TO: Senator Rodney C. Moen, Co-chair
Representative David Ward, Co-chair

FROM: Tim Size
DATE: Monday, September 25, 2000

SUBJECT: Special Committee on Dental Care Access.


Please accept this memo as input into the Special Committee on Dental Care Access on behalf of the Rural Wisconsin Health Cooperative in place of me being able to testifying in person at Tuesday’s hearing.

First, thank you both for addressing this particularly important issue. In rural health, we are accustomed to tracking many issues across a broad spectrum and I assure you that dental access in Wisconsin is a problem virtually without parallel--long neglected, doing real, preventable harm to Wisconsin’s rural and urban children and families.

I do not mean to minimize existing interventions, but intend to draw your focus to the unusually wide gap between those well served and those receiving few or no dental services. I have reviewed and support, as far as they go, the dental provisions in the Department of Health and Family Services 2001-2003 budget request. Particularly important is the proposal to redirect a portion of Marquette Dental School's State funding into a loan forgiveness and repayment program aimed at graduates who agree to practice in a Dental Health Professional Shortage Area. But to make a difference, the allocation needs to be significantly increased.

We hope your Committee will take the Department’s proposals as a good starting point and go further as a result of your hearing and deliberation process. For example, the Department of Commerce currently administers a multidisciplinary health care professions loan forgiveness and repayment program. That Department’s budget submission requests that the program be expanded to include dentists among the health professions covered. I suggest that the most cost effective approach, and one which could provide this incentive immediately, is to place the proposed funding and program administration in the Department of Commerce and requiring, as with all other beneficiaries of the program, that dentists provide services in Wisconsin to Medicaid recipients.

As a longstanding member of the State’s Rural Health Development Council (but not presuming to speak for it), I have had multiple opportunities to hear our state’s dental school on this issue. While this issue is certainly bigger than one school, we believe it has an important role to play.

At the risk of further antagonizing what, for better or worse, is an important state facility, I need to say that I have come to find the positions expressed by its representatives to be evasive and self-serving. I am convinced that we can no longer reasonably assume that the school will, on its own, take the necessary steps to maximize its part of a broader solution.

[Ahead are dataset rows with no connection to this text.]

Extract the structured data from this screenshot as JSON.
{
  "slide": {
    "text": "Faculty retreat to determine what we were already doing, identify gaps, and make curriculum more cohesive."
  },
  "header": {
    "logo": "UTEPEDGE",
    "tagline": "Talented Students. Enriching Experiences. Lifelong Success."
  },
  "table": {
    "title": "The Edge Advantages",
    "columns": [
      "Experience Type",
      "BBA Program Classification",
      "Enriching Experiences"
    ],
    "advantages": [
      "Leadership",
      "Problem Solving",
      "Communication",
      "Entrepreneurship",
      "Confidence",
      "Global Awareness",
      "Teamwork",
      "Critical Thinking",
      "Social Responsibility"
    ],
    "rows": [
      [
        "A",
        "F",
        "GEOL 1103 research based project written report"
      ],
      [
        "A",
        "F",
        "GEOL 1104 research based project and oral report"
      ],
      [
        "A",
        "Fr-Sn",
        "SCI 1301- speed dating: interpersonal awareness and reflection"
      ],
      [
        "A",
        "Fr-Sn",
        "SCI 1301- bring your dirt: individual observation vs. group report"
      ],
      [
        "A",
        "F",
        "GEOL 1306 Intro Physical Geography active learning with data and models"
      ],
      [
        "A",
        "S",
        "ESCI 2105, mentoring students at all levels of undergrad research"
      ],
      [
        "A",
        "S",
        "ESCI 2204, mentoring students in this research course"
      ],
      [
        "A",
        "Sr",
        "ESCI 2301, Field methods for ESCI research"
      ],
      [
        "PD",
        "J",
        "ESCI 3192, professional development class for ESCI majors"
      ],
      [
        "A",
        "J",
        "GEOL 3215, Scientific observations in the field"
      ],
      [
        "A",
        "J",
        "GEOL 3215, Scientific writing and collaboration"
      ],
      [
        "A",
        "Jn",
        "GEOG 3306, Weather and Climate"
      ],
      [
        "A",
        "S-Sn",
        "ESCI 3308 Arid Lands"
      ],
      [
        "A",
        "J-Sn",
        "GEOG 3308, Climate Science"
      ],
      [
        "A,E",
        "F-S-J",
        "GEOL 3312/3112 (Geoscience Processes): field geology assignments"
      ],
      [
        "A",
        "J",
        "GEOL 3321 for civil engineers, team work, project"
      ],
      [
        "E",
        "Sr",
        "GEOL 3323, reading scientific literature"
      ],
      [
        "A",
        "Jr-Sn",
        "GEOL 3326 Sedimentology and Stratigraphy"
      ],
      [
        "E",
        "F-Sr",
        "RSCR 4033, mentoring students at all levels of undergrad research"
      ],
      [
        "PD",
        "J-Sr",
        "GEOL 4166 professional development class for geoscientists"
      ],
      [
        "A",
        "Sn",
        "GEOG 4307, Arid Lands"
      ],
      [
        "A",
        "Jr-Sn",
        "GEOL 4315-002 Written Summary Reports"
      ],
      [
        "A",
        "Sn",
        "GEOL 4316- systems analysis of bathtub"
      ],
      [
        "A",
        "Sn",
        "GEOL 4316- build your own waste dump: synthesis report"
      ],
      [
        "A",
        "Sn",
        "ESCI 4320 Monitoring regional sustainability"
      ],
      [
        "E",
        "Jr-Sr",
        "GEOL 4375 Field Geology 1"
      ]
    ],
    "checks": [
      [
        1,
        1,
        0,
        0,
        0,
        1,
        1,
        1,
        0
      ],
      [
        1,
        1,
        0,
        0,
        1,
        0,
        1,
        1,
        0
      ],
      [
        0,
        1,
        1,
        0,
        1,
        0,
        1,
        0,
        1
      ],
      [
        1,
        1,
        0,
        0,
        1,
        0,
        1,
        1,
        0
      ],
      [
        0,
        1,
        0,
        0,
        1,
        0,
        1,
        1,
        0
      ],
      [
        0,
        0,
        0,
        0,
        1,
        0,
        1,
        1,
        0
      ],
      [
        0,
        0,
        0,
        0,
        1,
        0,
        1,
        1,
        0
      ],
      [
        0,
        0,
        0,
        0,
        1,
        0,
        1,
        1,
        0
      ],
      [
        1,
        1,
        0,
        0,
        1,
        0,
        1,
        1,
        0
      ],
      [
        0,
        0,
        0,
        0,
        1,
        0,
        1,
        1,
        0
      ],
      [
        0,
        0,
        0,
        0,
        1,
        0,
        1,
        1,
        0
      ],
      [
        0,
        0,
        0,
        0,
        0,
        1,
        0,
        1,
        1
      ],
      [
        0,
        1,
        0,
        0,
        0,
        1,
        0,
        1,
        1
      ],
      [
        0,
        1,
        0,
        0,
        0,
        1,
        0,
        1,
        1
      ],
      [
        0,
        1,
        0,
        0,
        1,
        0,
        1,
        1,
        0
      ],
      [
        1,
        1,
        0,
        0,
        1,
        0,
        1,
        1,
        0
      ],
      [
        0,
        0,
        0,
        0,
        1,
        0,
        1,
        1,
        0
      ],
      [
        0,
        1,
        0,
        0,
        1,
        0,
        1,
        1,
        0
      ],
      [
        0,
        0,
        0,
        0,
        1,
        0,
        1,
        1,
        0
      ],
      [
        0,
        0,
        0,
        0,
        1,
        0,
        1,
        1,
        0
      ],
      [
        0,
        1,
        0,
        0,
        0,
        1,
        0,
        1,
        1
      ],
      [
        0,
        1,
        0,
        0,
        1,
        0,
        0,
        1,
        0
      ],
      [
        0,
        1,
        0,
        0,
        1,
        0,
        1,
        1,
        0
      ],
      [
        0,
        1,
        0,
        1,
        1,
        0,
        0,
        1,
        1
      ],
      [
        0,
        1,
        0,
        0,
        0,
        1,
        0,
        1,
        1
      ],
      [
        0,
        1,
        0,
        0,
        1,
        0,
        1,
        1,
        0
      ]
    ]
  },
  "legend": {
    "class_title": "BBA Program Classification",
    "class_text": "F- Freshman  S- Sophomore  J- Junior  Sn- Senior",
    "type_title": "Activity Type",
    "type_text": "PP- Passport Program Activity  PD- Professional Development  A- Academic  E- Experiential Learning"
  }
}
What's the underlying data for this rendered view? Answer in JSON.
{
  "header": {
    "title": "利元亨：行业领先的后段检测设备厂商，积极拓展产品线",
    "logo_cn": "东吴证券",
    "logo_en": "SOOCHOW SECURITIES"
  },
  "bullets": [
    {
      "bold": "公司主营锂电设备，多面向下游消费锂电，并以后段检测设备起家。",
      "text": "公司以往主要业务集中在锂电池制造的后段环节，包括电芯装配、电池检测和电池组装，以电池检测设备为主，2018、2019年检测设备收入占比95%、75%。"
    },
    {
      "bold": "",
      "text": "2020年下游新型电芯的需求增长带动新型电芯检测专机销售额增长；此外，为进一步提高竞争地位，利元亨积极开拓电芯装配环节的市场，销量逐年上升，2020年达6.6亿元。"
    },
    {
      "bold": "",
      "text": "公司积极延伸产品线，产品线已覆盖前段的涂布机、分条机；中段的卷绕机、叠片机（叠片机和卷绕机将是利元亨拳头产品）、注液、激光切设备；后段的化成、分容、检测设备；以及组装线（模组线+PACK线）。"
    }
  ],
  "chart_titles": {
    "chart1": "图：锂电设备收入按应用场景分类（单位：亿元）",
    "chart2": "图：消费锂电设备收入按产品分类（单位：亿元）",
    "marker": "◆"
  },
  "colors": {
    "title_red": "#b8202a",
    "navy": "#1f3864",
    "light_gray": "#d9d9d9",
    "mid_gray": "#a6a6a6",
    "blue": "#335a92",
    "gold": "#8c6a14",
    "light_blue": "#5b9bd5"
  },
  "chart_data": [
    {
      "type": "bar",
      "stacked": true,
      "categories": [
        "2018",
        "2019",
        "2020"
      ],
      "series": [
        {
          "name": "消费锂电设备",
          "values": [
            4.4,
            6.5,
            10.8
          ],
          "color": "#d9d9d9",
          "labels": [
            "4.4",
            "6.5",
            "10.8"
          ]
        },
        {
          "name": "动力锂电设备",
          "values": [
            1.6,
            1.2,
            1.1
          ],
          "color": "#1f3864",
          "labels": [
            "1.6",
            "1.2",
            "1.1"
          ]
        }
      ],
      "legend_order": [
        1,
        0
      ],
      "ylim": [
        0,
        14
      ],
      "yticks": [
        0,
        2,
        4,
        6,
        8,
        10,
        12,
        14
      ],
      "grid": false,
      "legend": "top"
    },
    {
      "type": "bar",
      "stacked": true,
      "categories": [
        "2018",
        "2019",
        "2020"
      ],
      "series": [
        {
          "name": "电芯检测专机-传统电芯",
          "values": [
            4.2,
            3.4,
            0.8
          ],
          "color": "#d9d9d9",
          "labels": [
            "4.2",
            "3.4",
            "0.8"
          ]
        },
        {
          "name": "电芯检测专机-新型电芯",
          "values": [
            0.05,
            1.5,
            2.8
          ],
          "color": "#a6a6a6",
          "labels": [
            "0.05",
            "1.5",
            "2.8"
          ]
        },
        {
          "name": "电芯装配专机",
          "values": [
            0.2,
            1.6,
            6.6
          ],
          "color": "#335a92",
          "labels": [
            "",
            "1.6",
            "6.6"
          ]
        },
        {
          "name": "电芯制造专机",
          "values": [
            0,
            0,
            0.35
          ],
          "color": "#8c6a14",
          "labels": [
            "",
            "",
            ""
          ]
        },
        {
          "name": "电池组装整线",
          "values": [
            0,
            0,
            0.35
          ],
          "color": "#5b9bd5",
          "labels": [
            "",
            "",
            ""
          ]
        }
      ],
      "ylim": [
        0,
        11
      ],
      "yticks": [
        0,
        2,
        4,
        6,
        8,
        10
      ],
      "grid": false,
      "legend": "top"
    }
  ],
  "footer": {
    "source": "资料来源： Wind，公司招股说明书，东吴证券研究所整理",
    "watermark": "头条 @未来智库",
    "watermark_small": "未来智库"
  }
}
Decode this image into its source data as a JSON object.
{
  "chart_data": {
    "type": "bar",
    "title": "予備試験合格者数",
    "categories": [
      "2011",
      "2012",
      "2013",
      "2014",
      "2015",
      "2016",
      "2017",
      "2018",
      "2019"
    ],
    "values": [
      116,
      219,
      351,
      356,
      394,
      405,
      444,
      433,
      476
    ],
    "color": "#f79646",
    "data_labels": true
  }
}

In particular, at one presentation by Marquette before the Rural Health Development Council, we were told that the school would work to substantially increase the portion of its graduates who are from Wisconsin (and who almost uniformly remain and practice in Wisconsin).

We were told that the school would request a substantially large state subsidy AND a change in the legislative language which would allow it to spread whatever subsidy is received from the State over a larger number of Wisconsin residents. It is our understanding that the former request has gone forward but that the latter has been "sidetracked."

In summary, we believe that a fundamental component of any solution to our state’s severe dental access problem requires a greater accountability re all State dollars given to the Marquette dental school.

That accountability needs to assure that there is:

(a) a much higher share of Marquette dental school students from Wisconsin, and

(b) that there is a more aggressive linkage between loans and scholarships with a service commitment to children and families currently going without proper dental care.

Thanks for listening to these concerns. If I can provide any assistance to your committee, please don’t hesitate to ask.